Loading up the core in kgdb for analysis it becomes very clear what is going on.
(kgdb) frame 12
#12 0xffffffff80572e7f in prison_priv_check (cred=0xffffff00168f5900, priv=334) at /usr/home/wxs/freebsd/src/head/sys/kern/kern_jail.c:3315
3315 switch (priv) {
(kgdb) p/x *cred
$7 = {cr_ref = 0x1, cr_uid = 0x0, cr_ruid = 0x0, cr_svuid = 0x0,
cr_ngroups = 0x1, cr_groups = {0x0 }, cr_rgid = 0x0,
cr_svgid = 0x0, cr_uidinfo = 0x0, cr_ruidinfo = 0x0, cr_prison = 0x0,
cr_vimage = 0x0, cr_flags = 0x0, cr_pspare = {0x0, 0x0}, cr_label = 0x0,
cr_audit = {ai_auid = 0x0, ai_mask = {am_success = 0x0, am_failure = 0x0},
ai_termid = {at_port = 0x0, at_type = 0x0, at_addr = {0x0, 0x0, 0x0,
0x0}}, ai_asid = 0x0, ai_flags = 0x0}}
(kgdb)
It's clear that cred->cr_prison is bad.

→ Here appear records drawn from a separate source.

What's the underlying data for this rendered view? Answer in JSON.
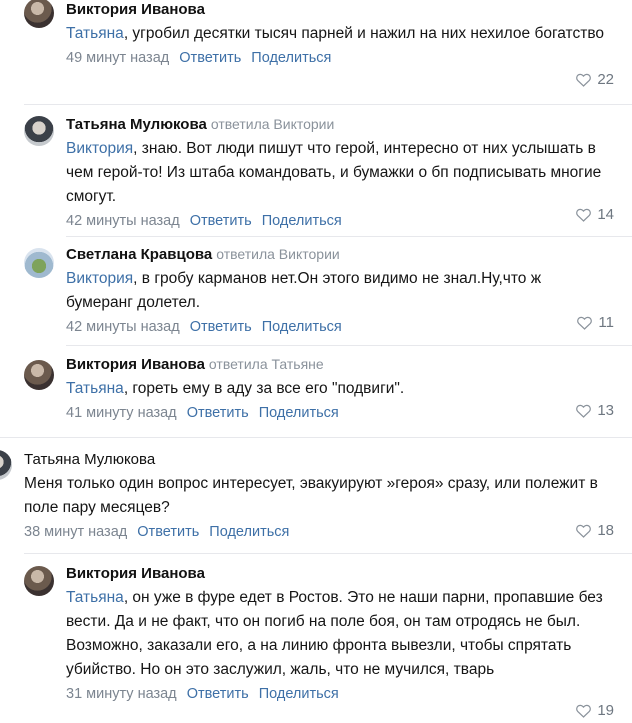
{
  "comments": [
    {
      "author": "Виктория Иванова",
      "reply_to": "",
      "mention": "Татьяна",
      "text": ", угробил десятки тысяч парней и нажил на них нехилое богатство",
      "time": "49 минут назад",
      "reply": "Ответить",
      "share": "Поделиться",
      "likes": "22"
    },
    {
      "author": "Татьяна Мулюкова",
      "reply_to": "ответила Виктории",
      "mention": "Виктория",
      "text": ", знаю. Вот люди пишут что герой, интересно от них услышать в чем герой-то! Из штаба командовать, и бумажки о бп подписывать многие смогут.",
      "time": "42 минуты назад",
      "reply": "Ответить",
      "share": "Поделиться",
      "likes": "14"
    },
    {
      "author": "Светлана Кравцова",
      "reply_to": "ответила Виктории",
      "mention": "Виктория",
      "text": ", в гробу карманов нет.Он этого видимо не знал.Ну,что ж бумеранг долетел.",
      "time": "42 минуты назад",
      "reply": "Ответить",
      "share": "Поделиться",
      "likes": "11"
    },
    {
      "author": "Виктория Иванова",
      "reply_to": "ответила Татьяне",
      "mention": "Татьяна",
      "text": ", гореть ему в аду за все его \"подвиги\".",
      "time": "41 минуту назад",
      "reply": "Ответить",
      "share": "Поделиться",
      "likes": "13"
    },
    {
      "author": "Татьяна Мулюкова",
      "reply_to": "",
      "mention": "",
      "text": "Меня только один вопрос интересует, эвакуируют »героя» сразу, или полежит в поле пару месяцев?",
      "time": "38 минут назад",
      "reply": "Ответить",
      "share": "Поделиться",
      "likes": "18"
    },
    {
      "author": "Виктория Иванова",
      "reply_to": "",
      "mention": "Татьяна",
      "text": ", он уже в фуре едет в Ростов. Это не наши парни, пропавшие без вести. Да и не факт, что он погиб на поле боя, он там отродясь не был. Возможно, заказали его, а на линию фронта вывезли, чтобы спрятать убийство. Но он это заслужил, жаль, что не мучился, тварь",
      "time": "31 минуту назад",
      "reply": "Ответить",
      "share": "Поделиться",
      "likes": "19"
    }
  ]
}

But this isn't the real meat of the problem. The first check in prison_priv_check() is to see if we are jailed, and that looks something like this:
/*
* Return 1 if the passed credential is in a jail, otherwise 0.
*/
int
jailed(struct ucred *cred)
{
return (cred->cr_prison != &prison0);
}
Up until fairly recently this function used to contain:
return (cred->cr_prison != NULL);
So, because cred->cr_prison is NULL in our case the check in prison_check_cred() is evaluating to false, when it should be evaluating to true. So now we know why we are crashing (NULL ptr dereference) we still don't know what is causing cr_cred to be NULL.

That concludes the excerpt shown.